Bombay first approached me. And when they asked, ‘How do you see this being uploaded,’ I told them it has to be in Harlem, with the inclusion of [local] artists. They’ve been amazing to work with. People in Harlem are going to see [these installations] and interact with them, which is great.
You created a twist on the French 75 using this new spirit. Is that something that will be served at Red Rooster?
It’s beyond just [my] restaurant. This is a cocktail that fits any flavor-forward place and also the home bar. The [pandemic] had us cooking more at home, but also making cocktails more at home. When I made this cocktail I wanted something that was just 3-4 steps that people could easily make themselves.
Talk about the relationship between chef and bartender.
I look at all aspects of a restaurant as flavor-based. So when I work with a mixologist or a sommelier I work with them the same way I work with a chef: Here are the different flavors, here is the seasonality to it; let’s hit these notes. To me, it’s essentially all the same. And a lot of bartenders today are former chefs. That started to happen maybe 6-7 years ago. In Scandinavia, where I work also, it’s been going on for an even longer time. Our bartenders there all came from the back of the house.
How would you pair this cocktail with food?
Well, to me, gin is very floral and herbaceous. So I thought of a salad—and whatever we do it has to have fresh herbs in it. That was one part of it. But knowing that you’re going to have raspberry and blackberry notes I wanted to think about fresh summer flavors. If this would have been launched in December, I would have thought more about cinnamon, cardamom and cloves.

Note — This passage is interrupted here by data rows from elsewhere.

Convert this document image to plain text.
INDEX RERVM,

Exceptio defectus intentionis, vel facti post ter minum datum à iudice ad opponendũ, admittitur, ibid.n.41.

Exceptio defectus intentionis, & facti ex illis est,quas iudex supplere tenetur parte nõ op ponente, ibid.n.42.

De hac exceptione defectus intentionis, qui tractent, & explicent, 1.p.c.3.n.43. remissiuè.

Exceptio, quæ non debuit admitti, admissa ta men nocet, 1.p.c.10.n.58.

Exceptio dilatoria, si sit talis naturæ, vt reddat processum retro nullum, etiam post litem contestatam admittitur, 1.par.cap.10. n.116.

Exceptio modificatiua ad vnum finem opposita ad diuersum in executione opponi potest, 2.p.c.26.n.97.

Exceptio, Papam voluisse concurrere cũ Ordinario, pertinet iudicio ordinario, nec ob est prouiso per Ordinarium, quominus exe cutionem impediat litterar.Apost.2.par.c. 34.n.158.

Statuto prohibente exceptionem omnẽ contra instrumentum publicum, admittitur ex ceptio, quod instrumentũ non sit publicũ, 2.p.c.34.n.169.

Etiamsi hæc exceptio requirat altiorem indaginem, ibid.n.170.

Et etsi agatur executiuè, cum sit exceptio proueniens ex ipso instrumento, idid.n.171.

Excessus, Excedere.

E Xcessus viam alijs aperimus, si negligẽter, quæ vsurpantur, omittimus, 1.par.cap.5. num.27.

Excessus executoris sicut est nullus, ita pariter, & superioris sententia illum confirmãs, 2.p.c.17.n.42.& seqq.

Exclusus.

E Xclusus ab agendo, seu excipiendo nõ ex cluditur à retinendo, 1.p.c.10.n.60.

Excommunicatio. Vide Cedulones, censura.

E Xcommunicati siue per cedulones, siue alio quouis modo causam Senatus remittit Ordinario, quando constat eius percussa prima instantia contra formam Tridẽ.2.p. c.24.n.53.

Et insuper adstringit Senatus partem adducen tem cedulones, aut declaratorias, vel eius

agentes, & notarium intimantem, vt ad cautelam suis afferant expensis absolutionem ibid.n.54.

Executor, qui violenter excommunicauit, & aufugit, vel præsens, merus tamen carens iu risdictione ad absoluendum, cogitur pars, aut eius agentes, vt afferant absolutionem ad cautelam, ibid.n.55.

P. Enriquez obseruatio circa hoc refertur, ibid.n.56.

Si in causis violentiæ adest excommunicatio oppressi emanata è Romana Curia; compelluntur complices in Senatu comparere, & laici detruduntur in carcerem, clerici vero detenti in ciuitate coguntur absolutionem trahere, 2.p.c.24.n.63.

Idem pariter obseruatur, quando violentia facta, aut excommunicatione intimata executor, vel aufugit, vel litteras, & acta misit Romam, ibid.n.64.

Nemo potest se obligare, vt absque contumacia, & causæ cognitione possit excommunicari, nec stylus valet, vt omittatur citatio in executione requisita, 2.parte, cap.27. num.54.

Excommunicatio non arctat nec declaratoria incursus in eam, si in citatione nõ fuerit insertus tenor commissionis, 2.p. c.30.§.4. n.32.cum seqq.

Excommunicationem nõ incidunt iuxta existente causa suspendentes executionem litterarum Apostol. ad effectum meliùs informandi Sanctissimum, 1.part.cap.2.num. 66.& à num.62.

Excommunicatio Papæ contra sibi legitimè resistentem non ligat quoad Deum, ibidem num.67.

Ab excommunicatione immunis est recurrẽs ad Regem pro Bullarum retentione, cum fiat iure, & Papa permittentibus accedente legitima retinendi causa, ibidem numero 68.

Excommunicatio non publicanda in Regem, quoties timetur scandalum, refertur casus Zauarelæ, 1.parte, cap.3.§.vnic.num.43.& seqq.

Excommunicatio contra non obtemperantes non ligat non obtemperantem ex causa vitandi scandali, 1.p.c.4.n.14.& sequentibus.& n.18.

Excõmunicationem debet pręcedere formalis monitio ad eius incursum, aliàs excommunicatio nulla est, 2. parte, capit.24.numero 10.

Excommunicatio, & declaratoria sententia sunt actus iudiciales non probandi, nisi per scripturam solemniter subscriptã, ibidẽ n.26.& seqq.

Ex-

So the weather outside plays into the pairing?
Absolutely. And seasonality.
How would you evolve this drink into the fall?
Go into pomegranate [and orchard fruit]. You could probably involve honey, as well—infuse some into a simple syrup.
What’s an ingredient that’s particularly challenging for you to source in New York City?
Ackee…Jamaican ackee—which you can get canned in New York City, but not fresh. Things like that, that are very specific, but I’ve eaten a lot of it. Ackee, for me, can be a great replacement for a scrambled egg. So if you want to do something [vegan] ackee has that texture. Out of the can it’s just not the same.
So the only workaround is just to travel there?
Yes, it’s part of the beauty of cooking and beverage; when you go to places you anticipate certain things and you look forward to that. If I go to Jamaica I want that ackee. If I go to Sweden in June I want rhubarb. Truly take in the culture of food and drink of any place. But always be aware of the seasons. For example, [here in New York] we’re in the height of heirloom tomatoes, watermelon, corn. It’s going to be great for a few weeks. So if you really want it at its best, have it right now!
Have you embraced the plant-based movement that’s gaining steam in high-end dining across the US?
I grew up foraging. In Ethiopia, for basically 200 days of the year [you eat] vegetarian. You only eat meats for big celebrations; special occasions. Animal protein was not really central on the plate for me. I’m working on the Met Gala menu right now and that will be completely vegan. I am excited about the challenge, and evolving, and having something interesting to talk about that’s not the pandemic.
How has that return been for you?
It’s a humble walk back. We’re still in it. And I’m working on getting my restaurant up to full capacity. I just want to do it with gratitude. I’m grateful to be hanging out with diners again. There’s a different level of appreciation now, because you don’t take anything for granted. We [in the restaurant industry] are creatives and we feed off of each other. We’re not out of it, of course. But to start to see the light at the end of the tunnel is exciting.